Friday, January 31, 2020

Personal Budget Categories to Consider when You Start Your Budgeting Journey + 4 Simple Steps to Follow

Budget categories to consider when setting financial goals, inspired by Dave Ramsey's baby steps and envelope system.

When evaluating this space over the past year, I came across my post about 3 ways to face debt and was inspired all over again. Josh & I truly believe in budgeting, and even though we do it so imperfectly, the fact that we do it has saved us from fights & big financial mistakes. Or at least they've been kept to a minimum.

Once we made the decision to get everything down on paper, to actually be grown-ups and look at our reality, it became very clear we had to make a plan. We started by sticking very closely to Dave Ramsey, who we still follow, but we've branched off here and there to meet our needs and honestly, to stay sane.

We knew we needed a budget. We started with Dave's pre-made budget form categories & customized them along the way. At the beginning of this journey, it can be so overwhelming thinking about all the things to consider. I remember just needing direction & inspiration. That's where this list comes in.

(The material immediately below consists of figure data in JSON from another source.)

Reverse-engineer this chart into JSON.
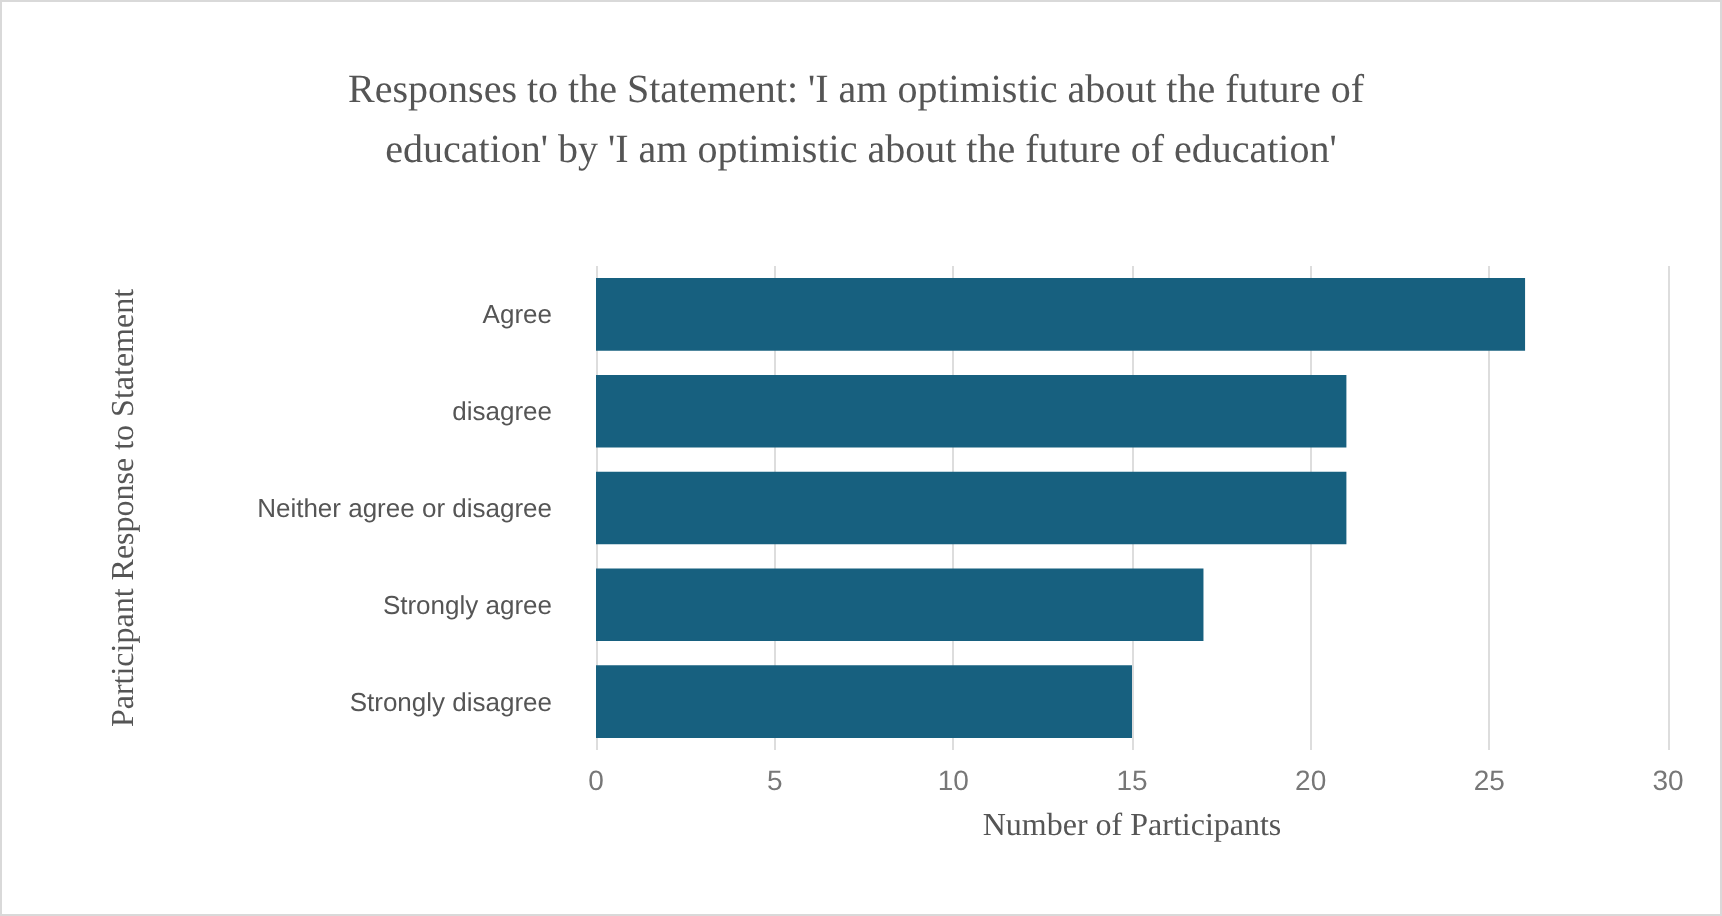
{
  "chart_data": {
    "type": "bar",
    "orientation": "horizontal",
    "title": "Responses to the Statement: 'I am optimistic about the future of education' by 'I am optimistic about the future of education'",
    "xlabel": "Number of Participants",
    "ylabel": "Participant Response to Statement",
    "categories": [
      "Agree",
      "disagree",
      "Neither agree or disagree",
      "Strongly agree",
      "Strongly disagree"
    ],
    "values": [
      26,
      21,
      21,
      17,
      15
    ],
    "color": "#17607f",
    "xlim": [
      0,
      30
    ],
    "xticks": [
      0,
      5,
      10,
      15,
      20,
      25,
      30
    ],
    "grid": "x"
  }
}
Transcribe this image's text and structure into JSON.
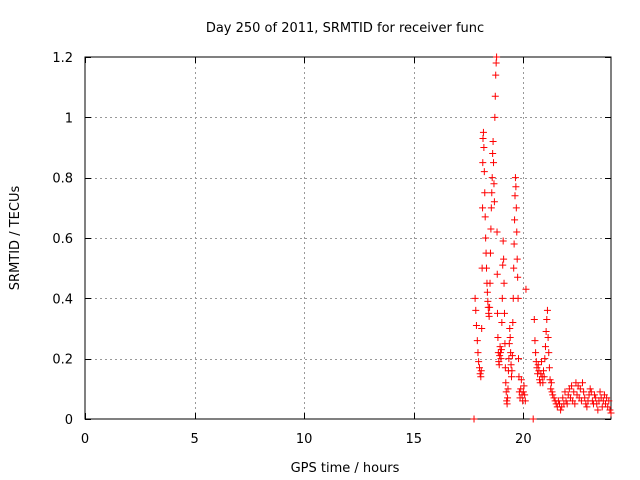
{
  "chart_data": {
    "type": "scatter",
    "title": "Day 250 of 2011, SRMTID for receiver func",
    "xlabel": "GPS time / hours",
    "ylabel": "SRMTID / TECUs",
    "xlim": [
      0,
      24
    ],
    "ylim": [
      0,
      1.2
    ],
    "xticks": [
      0,
      5,
      10,
      15,
      20
    ],
    "xtick_labels": [
      "0",
      "5",
      "10",
      "15",
      "20"
    ],
    "yticks": [
      0,
      0.2,
      0.4,
      0.6,
      0.8,
      1.0,
      1.2
    ],
    "ytick_labels": [
      "0",
      "0.2",
      "0.4",
      "0.6",
      "0.8",
      "1",
      "1.2"
    ],
    "grid": true,
    "marker": "+",
    "series": [
      {
        "name": "SRMTID",
        "color": "#ff0000",
        "points": [
          [
            17.75,
            0.0
          ],
          [
            20.45,
            0.0
          ],
          [
            17.8,
            0.4
          ],
          [
            17.83,
            0.36
          ],
          [
            17.86,
            0.31
          ],
          [
            17.9,
            0.26
          ],
          [
            17.93,
            0.22
          ],
          [
            17.96,
            0.19
          ],
          [
            18.0,
            0.17
          ],
          [
            18.03,
            0.15
          ],
          [
            18.06,
            0.14
          ],
          [
            18.08,
            0.16
          ],
          [
            18.1,
            0.3
          ],
          [
            18.12,
            0.5
          ],
          [
            18.14,
            0.7
          ],
          [
            18.15,
            0.85
          ],
          [
            18.16,
            0.93
          ],
          [
            18.18,
            0.95
          ],
          [
            18.2,
            0.9
          ],
          [
            18.22,
            0.82
          ],
          [
            18.24,
            0.75
          ],
          [
            18.26,
            0.67
          ],
          [
            18.28,
            0.6
          ],
          [
            18.3,
            0.55
          ],
          [
            18.32,
            0.5
          ],
          [
            18.34,
            0.45
          ],
          [
            18.36,
            0.42
          ],
          [
            18.38,
            0.39
          ],
          [
            18.4,
            0.37
          ],
          [
            18.42,
            0.35
          ],
          [
            18.44,
            0.34
          ],
          [
            18.46,
            0.37
          ],
          [
            18.48,
            0.45
          ],
          [
            18.5,
            0.55
          ],
          [
            18.52,
            0.63
          ],
          [
            18.54,
            0.7
          ],
          [
            18.56,
            0.75
          ],
          [
            18.58,
            0.8
          ],
          [
            18.6,
            0.88
          ],
          [
            18.62,
            0.92
          ],
          [
            18.64,
            0.85
          ],
          [
            18.66,
            0.78
          ],
          [
            18.68,
            0.72
          ],
          [
            18.7,
            1.0
          ],
          [
            18.72,
            1.07
          ],
          [
            18.74,
            1.14
          ],
          [
            18.76,
            1.18
          ],
          [
            18.78,
            1.2
          ],
          [
            18.8,
            0.62
          ],
          [
            18.81,
            0.48
          ],
          [
            18.82,
            0.35
          ],
          [
            18.84,
            0.27
          ],
          [
            18.86,
            0.22
          ],
          [
            18.88,
            0.19
          ],
          [
            18.9,
            0.18
          ],
          [
            18.92,
            0.21
          ],
          [
            18.94,
            0.24
          ],
          [
            18.96,
            0.22
          ],
          [
            18.98,
            0.2
          ],
          [
            19.0,
            0.23
          ],
          [
            19.02,
            0.32
          ],
          [
            19.04,
            0.4
          ],
          [
            19.06,
            0.51
          ],
          [
            19.08,
            0.59
          ],
          [
            19.1,
            0.53
          ],
          [
            19.12,
            0.45
          ],
          [
            19.14,
            0.35
          ],
          [
            19.16,
            0.25
          ],
          [
            19.18,
            0.17
          ],
          [
            19.2,
            0.12
          ],
          [
            19.22,
            0.09
          ],
          [
            19.24,
            0.06
          ],
          [
            19.26,
            0.05
          ],
          [
            19.28,
            0.07
          ],
          [
            19.3,
            0.1
          ],
          [
            19.32,
            0.16
          ],
          [
            19.34,
            0.2
          ],
          [
            19.36,
            0.25
          ],
          [
            19.38,
            0.3
          ],
          [
            19.4,
            0.27
          ],
          [
            19.42,
            0.22
          ],
          [
            19.44,
            0.18
          ],
          [
            19.46,
            0.14
          ],
          [
            19.48,
            0.16
          ],
          [
            19.5,
            0.21
          ],
          [
            19.52,
            0.32
          ],
          [
            19.54,
            0.4
          ],
          [
            19.56,
            0.5
          ],
          [
            19.58,
            0.58
          ],
          [
            19.6,
            0.66
          ],
          [
            19.62,
            0.74
          ],
          [
            19.64,
            0.8
          ],
          [
            19.66,
            0.77
          ],
          [
            19.68,
            0.7
          ],
          [
            19.7,
            0.62
          ],
          [
            19.72,
            0.53
          ],
          [
            19.74,
            0.47
          ],
          [
            19.76,
            0.4
          ],
          [
            19.78,
            0.2
          ],
          [
            19.8,
            0.14
          ],
          [
            19.82,
            0.09
          ],
          [
            19.85,
            0.07
          ],
          [
            19.88,
            0.1
          ],
          [
            19.91,
            0.13
          ],
          [
            19.94,
            0.08
          ],
          [
            19.97,
            0.06
          ],
          [
            20.0,
            0.09
          ],
          [
            20.03,
            0.11
          ],
          [
            20.06,
            0.08
          ],
          [
            20.09,
            0.06
          ],
          [
            20.12,
            0.43
          ],
          [
            20.5,
            0.33
          ],
          [
            20.53,
            0.26
          ],
          [
            20.56,
            0.22
          ],
          [
            20.59,
            0.19
          ],
          [
            20.62,
            0.17
          ],
          [
            20.65,
            0.15
          ],
          [
            20.68,
            0.18
          ],
          [
            20.71,
            0.16
          ],
          [
            20.74,
            0.13
          ],
          [
            20.77,
            0.12
          ],
          [
            20.8,
            0.15
          ],
          [
            20.83,
            0.19
          ],
          [
            20.86,
            0.14
          ],
          [
            20.89,
            0.12
          ],
          [
            20.92,
            0.16
          ],
          [
            20.95,
            0.14
          ],
          [
            20.98,
            0.2
          ],
          [
            21.01,
            0.24
          ],
          [
            21.04,
            0.29
          ],
          [
            21.07,
            0.33
          ],
          [
            21.1,
            0.36
          ],
          [
            21.13,
            0.27
          ],
          [
            21.16,
            0.22
          ],
          [
            21.19,
            0.17
          ],
          [
            21.22,
            0.13
          ],
          [
            21.25,
            0.1
          ],
          [
            21.28,
            0.12
          ],
          [
            21.31,
            0.09
          ],
          [
            21.34,
            0.08
          ],
          [
            21.4,
            0.07
          ],
          [
            21.45,
            0.06
          ],
          [
            21.5,
            0.05
          ],
          [
            21.55,
            0.04
          ],
          [
            21.6,
            0.06
          ],
          [
            21.65,
            0.05
          ],
          [
            21.7,
            0.03
          ],
          [
            21.75,
            0.04
          ],
          [
            21.8,
            0.07
          ],
          [
            21.85,
            0.05
          ],
          [
            21.9,
            0.09
          ],
          [
            21.95,
            0.06
          ],
          [
            22.0,
            0.05
          ],
          [
            22.05,
            0.08
          ],
          [
            22.1,
            0.1
          ],
          [
            22.15,
            0.07
          ],
          [
            22.2,
            0.11
          ],
          [
            22.25,
            0.06
          ],
          [
            22.3,
            0.09
          ],
          [
            22.35,
            0.05
          ],
          [
            22.4,
            0.12
          ],
          [
            22.45,
            0.08
          ],
          [
            22.5,
            0.11
          ],
          [
            22.55,
            0.07
          ],
          [
            22.6,
            0.1
          ],
          [
            22.65,
            0.06
          ],
          [
            22.7,
            0.12
          ],
          [
            22.75,
            0.09
          ],
          [
            22.8,
            0.07
          ],
          [
            22.85,
            0.05
          ],
          [
            22.9,
            0.04
          ],
          [
            22.95,
            0.06
          ],
          [
            23.0,
            0.08
          ],
          [
            23.05,
            0.1
          ],
          [
            23.1,
            0.09
          ],
          [
            23.15,
            0.06
          ],
          [
            23.2,
            0.05
          ],
          [
            23.25,
            0.08
          ],
          [
            23.3,
            0.07
          ],
          [
            23.35,
            0.05
          ],
          [
            23.4,
            0.03
          ],
          [
            23.45,
            0.06
          ],
          [
            23.5,
            0.09
          ],
          [
            23.55,
            0.07
          ],
          [
            23.6,
            0.04
          ],
          [
            23.65,
            0.06
          ],
          [
            23.7,
            0.08
          ],
          [
            23.75,
            0.05
          ],
          [
            23.8,
            0.07
          ],
          [
            23.85,
            0.04
          ],
          [
            23.9,
            0.06
          ],
          [
            23.95,
            0.03
          ],
          [
            24.0,
            0.02
          ]
        ]
      }
    ]
  }
}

If it's been a while since you've budgeted or you never have, scrolling through all of these categories should help you form your first budget. Plus, these 4 simple steps will get you on your budgeting way!

Here's what I suggest simply because it worked for us:

Outline your budget
Outline your budget with the categories that pertain to you (scroll down for an exhaustive list to work from). You can use pen/pencil & paper, download our form (be sure to check "fit to printable area" when printing), use an app like EveryDollar or Mint, or do a simple google search. There are so many FREE resources on the web to help in this area of budgeting. The biggest goal is to get your numbers on paper. You can always try different tracking methods in the future. My husband now uses a very detailed Excel spreadsheet.

Assign dollar amounts to each category
Once you've outlined your budget with various categories, assign a dollar amount to each one. First, fill in dollar amounts that don't change, like rent, car insurance, etc. and be sure to write your income in. I suggest checking your bank statements from the previous few months (you can do this online- most banks have an app for your phone as well) to see approximately how much you've spent on categories that aren't set in stone, like groceries, eating out, clothing, etc.

Zero out your budget
After every category has a dollar amount assigned, you want to make sure you're at zero dollars to keep from frivolously spending any "extra" money you have. Let's say you have $125 dollars leftover, you assign it to something. Maybe you throw it in savings for a rainy day or you buy that outfit you've had your eye on. Regardless of where you designate the money to go, just be the boss and tell it where to go.  This will ensure you don't just throw it away.

Revisit your budget
Lastly, make a plan to revisit your budget multiple times throughout the month. Post it on your fridge, set reminders on your phone, ask a friend to hold you accountable...Whatever you do, don't just leave the budget & never look at it. Our monthly budgets are our financial guide maps. We need to constantly be making sure we're on the right path, & when we veer off, we know how to get back.

Before you start, consider these...Consider these personal budget categories to reach your financial goals and start your first budget.

Now, sit down and get everything down on paper or in an app or whatever. You won't get anywhere unless you start. 

Where are you on your budgeting journey? Can you think of a category I'm missing? Thanks for stopping by, I truly appreciate it. If you use our form or any of this information, I'd love feedback. Thanks for spending part of your day here.

Not sure you're ready to start budgeting? No worries! Pin this for later, just in case. Also, the budget form & the list of budget categories.

Start you budget with these 4 simple steps to financial freedom


  1. Having a budget with categories helped me balance and understand my spending habits. It's probably the best thing a young adult can do to understand finances.

    1. Yes!!!! When we first started budgeting and I wanted an entire category for Starbucks, I knew I probably needed to get some things in check. Ha!

  2. Budgeting is something that I have never taken seriously. Your post inspires me to take steps in this direction. Thank you.

    1. Hina, that's wonderful! I'm open ears if you need any help or encouragement. Just remember, there is no one right way to do it.